Букин продемонстрировал довольно подробно составленную карту с указанием высот и привязки к ориентирам.

— Вот еще карты всего нашего похода, — штабс-капитан выложил на стол несколько больших подробных листов хорошо вычерченной карты. Это Швыдкого работа, он рисовал, ну и я, конечно, как штабист, что-то чертил. А вы думали, что я ваших охотников просто так, взял и бросил. Для нас со Швыдким это и была настоящая работа — сделать карты нашего похода от Джибути до Мэкеле и потом от Мэкеле до отрогов гор, где нас встретили. Понятно, когда драпали, не до топосъемки было, да и Швыдкой в плен попал, но я пунктиром обозначил примерное направление. Вот и фотоаппарат Матвея Швыдкого дотащил, только треногу пришлось бросить — зарыта в песке вместе с пулеметами. Матвей как в плен попал? Пока мы отдыхали, он полез на горку координаты наносить, а там передовой дозор итальянцев его и сцапал, он закричал: «Спасайтесь, братцы», ну мы опять убегать, я только обернулся, смотрю, Матвею рот затыкают и руки крутят.

— Спасибо, Андрей Иванович, напишите мне рапорт об этом, я на вас и на него наградные листы напишу, пока еще при делах. А может, останетесь, топограф и штабист мне здесь очень нужен будет! — смотрю, Букин как-то колеблется, он-то думал, я его позвал разносить за то, что крестьян и мастеровых бросил.

— Александр Павлович, если так, то, конечно, останусь, я ведь думал вы на меня «зуб держите» за Павлова, только, по правде вам скажу, надоели мне эти бестолковые крестьяне хуже горькой редьки. Хуже солдат-первогодков, те хоть унтеров как огня боятся и отец-командир, что ни скажет — то приказ. А эти только своего Петровича и слушают, тем более, деньги у него, а мастеровые и крестьяне привыкли, что — у кого деньги, тот и главный. Я ведь им велел меня дожидаться, пока не вернемся из похода, а они, значит, сами пошли счастья искать.

Это понятно, гражданские они и есть гражданские — подумал я. Так что надо критичнее относиться к «плачу Ярославны»: «Сами мы не местные, поможите, кто чем может»[6] и «ОфицерА нас помирать бросили, сирых и убогих». А сами эти крестьяне себе на уме, случай со сластями в Константинополе ничему не научил — им хоть кол на голове теши, а нужно, чтобы пять грамотных поколений прошло, прежде чем измениться сознание — «от бар ничего хорошего не жди», они ведь и меня барином считают, которого и надуть незазорно, а наоборот, получишь уважение от «обчества».

После Букина появился фельдшер Семиряга, уточнил у него, как погиб доктор Петров.
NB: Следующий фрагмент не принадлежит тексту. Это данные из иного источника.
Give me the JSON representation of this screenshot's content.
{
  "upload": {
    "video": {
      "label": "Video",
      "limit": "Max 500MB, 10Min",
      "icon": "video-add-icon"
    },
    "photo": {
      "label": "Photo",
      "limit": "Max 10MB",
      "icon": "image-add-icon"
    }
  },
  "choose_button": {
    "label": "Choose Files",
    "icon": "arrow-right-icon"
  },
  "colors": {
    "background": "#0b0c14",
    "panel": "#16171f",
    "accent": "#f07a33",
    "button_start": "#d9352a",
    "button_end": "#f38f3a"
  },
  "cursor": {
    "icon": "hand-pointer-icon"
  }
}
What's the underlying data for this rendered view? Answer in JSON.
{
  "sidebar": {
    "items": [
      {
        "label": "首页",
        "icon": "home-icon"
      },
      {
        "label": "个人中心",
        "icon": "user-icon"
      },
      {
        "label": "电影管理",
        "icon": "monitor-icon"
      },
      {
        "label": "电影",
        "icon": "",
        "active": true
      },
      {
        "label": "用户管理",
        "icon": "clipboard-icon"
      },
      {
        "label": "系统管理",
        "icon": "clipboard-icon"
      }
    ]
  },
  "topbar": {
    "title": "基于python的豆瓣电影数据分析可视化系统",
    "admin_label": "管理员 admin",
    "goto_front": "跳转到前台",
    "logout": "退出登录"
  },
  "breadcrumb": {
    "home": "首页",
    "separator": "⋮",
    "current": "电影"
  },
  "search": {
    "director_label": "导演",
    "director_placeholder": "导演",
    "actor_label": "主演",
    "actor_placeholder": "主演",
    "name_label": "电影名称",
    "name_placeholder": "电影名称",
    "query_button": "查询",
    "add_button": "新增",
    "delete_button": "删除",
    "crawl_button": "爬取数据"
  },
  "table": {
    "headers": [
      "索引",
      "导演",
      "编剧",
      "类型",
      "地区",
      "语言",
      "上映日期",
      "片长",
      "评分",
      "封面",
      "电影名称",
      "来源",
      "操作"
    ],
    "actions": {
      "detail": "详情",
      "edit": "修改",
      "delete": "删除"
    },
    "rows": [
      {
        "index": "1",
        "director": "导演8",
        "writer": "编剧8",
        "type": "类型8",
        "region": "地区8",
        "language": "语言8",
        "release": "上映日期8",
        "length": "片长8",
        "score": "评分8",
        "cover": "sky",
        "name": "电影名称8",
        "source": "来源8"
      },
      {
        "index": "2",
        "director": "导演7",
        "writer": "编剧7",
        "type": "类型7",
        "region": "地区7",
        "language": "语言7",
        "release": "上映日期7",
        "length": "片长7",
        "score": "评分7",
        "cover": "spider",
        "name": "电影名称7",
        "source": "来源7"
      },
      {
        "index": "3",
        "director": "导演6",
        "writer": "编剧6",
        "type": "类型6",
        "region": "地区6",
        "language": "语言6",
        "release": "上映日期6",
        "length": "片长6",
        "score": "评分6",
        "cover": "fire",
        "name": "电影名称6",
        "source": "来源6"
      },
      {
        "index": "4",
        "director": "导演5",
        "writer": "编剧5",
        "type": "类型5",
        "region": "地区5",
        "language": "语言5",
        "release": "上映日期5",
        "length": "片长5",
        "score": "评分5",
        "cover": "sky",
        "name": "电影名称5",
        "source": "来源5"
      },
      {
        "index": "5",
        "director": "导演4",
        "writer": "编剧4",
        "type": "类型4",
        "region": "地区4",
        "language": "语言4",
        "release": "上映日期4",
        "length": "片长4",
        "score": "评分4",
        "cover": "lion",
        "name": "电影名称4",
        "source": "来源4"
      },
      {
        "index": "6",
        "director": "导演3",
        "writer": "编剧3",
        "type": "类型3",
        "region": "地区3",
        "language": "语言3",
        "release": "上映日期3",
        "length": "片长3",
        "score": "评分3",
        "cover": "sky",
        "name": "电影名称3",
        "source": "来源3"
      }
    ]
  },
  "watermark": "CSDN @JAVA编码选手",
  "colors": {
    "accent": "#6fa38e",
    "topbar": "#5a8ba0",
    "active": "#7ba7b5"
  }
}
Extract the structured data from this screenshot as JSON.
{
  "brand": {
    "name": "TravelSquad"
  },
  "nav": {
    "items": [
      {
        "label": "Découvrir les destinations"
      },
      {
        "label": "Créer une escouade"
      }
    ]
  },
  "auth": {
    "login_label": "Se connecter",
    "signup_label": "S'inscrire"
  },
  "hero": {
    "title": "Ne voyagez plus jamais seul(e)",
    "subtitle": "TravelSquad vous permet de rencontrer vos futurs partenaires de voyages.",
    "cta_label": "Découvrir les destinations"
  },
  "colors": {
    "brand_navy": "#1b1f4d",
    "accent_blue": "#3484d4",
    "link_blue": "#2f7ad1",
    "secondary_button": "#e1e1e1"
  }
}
Оказывается, они вдвоём пытались остановить кровотечение у раненого и пуля попала доктору в затылок, разворотив все лицо, он так и упал на раненого. А тот, фейерверкер Спичкин, был ранен в шею и кровотечение было сильным. Спичкин, почувствовав, что конец его близок и никто не поможет, решил снять грех с души и рассказал, что Львов подбил его, когда фейерверкер будет разводящим у денежных ящиков и пароход будет стоять в иностранном порту, связать часового и, прихватив самое ценное, сбежать в Константинополе или Порт-Саиде.